Just note that for any $z \in (-2,2)$, because of absolute convergence in $[-\frac{2+z}{2},\frac{2+z}{2}]$, we have $$f(z)(2-z) = \sum\limits_{n=0}^{+\infty} \frac{2z^n}{2^n+1} - \sum\limits_{n=0}^{+\infty} \frac{z^{n+1}}{2^n+1} = 1 + \sum\limits_{n=0}^{+\infty} z^{n+1} \cdot \frac{2(2^n+1)-(2^{n+1}+1)}{(2^n+1)(2^{n+1}+1)} = 1 + \sum\limits_{n=0}^{+\infty} z^{n+1} \cdot \frac{1}{(2^n+1)(2^{n+1}+1)}$$ So, since this has radius $4$, it is continuous in $2$ (in $2^-$).

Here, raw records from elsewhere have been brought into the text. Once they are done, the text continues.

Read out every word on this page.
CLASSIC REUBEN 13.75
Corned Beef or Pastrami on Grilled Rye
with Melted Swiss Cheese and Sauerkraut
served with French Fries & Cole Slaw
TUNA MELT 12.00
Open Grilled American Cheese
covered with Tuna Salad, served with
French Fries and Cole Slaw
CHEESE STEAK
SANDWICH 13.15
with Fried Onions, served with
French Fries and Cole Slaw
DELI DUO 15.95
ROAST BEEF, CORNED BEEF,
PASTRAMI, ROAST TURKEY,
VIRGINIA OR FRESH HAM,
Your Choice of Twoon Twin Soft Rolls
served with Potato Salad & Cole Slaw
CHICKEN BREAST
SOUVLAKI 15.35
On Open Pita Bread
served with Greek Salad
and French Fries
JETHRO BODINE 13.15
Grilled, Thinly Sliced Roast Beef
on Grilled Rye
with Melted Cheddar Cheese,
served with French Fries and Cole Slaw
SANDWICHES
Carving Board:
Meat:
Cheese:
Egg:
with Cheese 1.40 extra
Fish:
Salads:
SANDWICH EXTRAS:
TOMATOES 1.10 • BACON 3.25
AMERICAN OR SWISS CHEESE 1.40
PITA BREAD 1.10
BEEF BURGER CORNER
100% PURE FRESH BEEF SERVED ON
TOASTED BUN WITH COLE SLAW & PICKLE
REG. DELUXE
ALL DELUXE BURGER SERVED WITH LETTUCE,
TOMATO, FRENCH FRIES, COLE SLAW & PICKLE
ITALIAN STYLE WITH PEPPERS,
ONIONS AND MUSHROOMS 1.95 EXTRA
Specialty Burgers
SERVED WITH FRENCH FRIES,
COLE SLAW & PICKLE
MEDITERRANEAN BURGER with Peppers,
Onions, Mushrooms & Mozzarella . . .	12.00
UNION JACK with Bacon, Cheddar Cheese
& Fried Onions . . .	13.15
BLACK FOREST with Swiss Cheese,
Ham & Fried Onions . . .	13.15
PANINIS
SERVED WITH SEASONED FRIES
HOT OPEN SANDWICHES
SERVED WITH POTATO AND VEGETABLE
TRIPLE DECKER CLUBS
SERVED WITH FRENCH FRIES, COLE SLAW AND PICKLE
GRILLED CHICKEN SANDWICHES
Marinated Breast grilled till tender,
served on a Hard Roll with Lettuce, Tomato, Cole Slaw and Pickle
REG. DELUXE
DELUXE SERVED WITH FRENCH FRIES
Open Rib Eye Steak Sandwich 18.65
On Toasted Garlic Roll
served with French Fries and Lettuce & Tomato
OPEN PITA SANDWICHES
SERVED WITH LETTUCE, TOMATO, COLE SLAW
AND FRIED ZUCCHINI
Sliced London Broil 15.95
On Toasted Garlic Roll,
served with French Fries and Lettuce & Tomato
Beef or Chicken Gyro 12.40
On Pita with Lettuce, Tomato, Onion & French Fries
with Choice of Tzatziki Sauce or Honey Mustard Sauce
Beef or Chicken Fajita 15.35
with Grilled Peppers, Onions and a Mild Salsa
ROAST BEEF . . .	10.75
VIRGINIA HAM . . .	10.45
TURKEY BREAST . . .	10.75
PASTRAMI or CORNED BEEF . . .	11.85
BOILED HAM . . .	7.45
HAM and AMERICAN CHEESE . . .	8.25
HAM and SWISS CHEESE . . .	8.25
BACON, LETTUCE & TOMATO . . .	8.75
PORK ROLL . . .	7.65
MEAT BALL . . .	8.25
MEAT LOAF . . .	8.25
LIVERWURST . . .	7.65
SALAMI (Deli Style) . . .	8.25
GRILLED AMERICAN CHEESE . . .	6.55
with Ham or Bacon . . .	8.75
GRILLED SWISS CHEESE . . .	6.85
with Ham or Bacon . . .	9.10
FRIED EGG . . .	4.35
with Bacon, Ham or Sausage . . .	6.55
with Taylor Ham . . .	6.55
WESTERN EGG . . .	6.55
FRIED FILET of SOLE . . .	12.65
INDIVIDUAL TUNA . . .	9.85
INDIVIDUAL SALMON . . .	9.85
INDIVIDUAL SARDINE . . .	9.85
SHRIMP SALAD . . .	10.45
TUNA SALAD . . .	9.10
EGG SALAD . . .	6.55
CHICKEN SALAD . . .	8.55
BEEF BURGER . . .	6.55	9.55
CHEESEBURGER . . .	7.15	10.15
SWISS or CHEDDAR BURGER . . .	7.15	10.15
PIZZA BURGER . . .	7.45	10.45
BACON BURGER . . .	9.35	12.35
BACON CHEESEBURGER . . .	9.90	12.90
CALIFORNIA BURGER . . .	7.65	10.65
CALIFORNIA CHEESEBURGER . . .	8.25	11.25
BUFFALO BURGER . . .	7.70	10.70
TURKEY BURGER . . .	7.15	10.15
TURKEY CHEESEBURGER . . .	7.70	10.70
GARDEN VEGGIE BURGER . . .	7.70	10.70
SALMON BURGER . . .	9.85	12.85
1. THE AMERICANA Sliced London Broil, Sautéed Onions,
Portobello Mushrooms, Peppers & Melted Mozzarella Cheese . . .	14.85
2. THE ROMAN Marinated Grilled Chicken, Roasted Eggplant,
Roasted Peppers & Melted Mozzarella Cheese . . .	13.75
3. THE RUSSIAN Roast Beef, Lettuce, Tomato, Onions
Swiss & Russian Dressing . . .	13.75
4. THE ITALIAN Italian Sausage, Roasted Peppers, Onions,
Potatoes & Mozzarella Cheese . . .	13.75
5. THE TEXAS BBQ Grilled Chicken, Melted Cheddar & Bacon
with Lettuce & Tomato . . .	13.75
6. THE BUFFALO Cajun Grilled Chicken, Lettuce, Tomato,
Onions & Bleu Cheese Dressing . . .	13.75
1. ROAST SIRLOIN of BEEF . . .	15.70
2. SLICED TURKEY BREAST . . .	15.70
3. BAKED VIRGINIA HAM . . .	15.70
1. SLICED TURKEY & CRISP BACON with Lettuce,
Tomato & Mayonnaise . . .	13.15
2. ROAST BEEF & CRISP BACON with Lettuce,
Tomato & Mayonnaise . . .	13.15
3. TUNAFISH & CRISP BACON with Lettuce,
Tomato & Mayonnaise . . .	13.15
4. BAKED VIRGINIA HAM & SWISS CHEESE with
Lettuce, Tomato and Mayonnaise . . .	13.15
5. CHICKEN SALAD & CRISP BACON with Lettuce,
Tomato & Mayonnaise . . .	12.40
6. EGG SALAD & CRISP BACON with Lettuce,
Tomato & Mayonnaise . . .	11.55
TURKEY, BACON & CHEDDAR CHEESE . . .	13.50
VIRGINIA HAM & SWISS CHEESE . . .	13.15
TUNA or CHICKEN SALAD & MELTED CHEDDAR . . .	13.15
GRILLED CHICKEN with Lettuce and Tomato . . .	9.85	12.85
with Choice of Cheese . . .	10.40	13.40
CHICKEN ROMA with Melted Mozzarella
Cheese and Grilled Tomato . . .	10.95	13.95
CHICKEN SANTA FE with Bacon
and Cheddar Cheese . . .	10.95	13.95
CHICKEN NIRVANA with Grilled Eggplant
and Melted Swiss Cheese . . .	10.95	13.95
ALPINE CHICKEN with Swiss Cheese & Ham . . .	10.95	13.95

Thus $$\lim\limits_{z \to 2^-} f(z)(2-z) = 1 + \sum\limits_{n=0}^{+\infty} 2^{n+1} \cdot \frac{1}{(2^n+1)(2^{n+1}+1)} = 1 + 2\sum\limits_{n=0}^{+\infty} \frac{1}{(2^n+1)} - \frac{1}{(2^{n+1}+1)}$$
Therefore the result is $2$.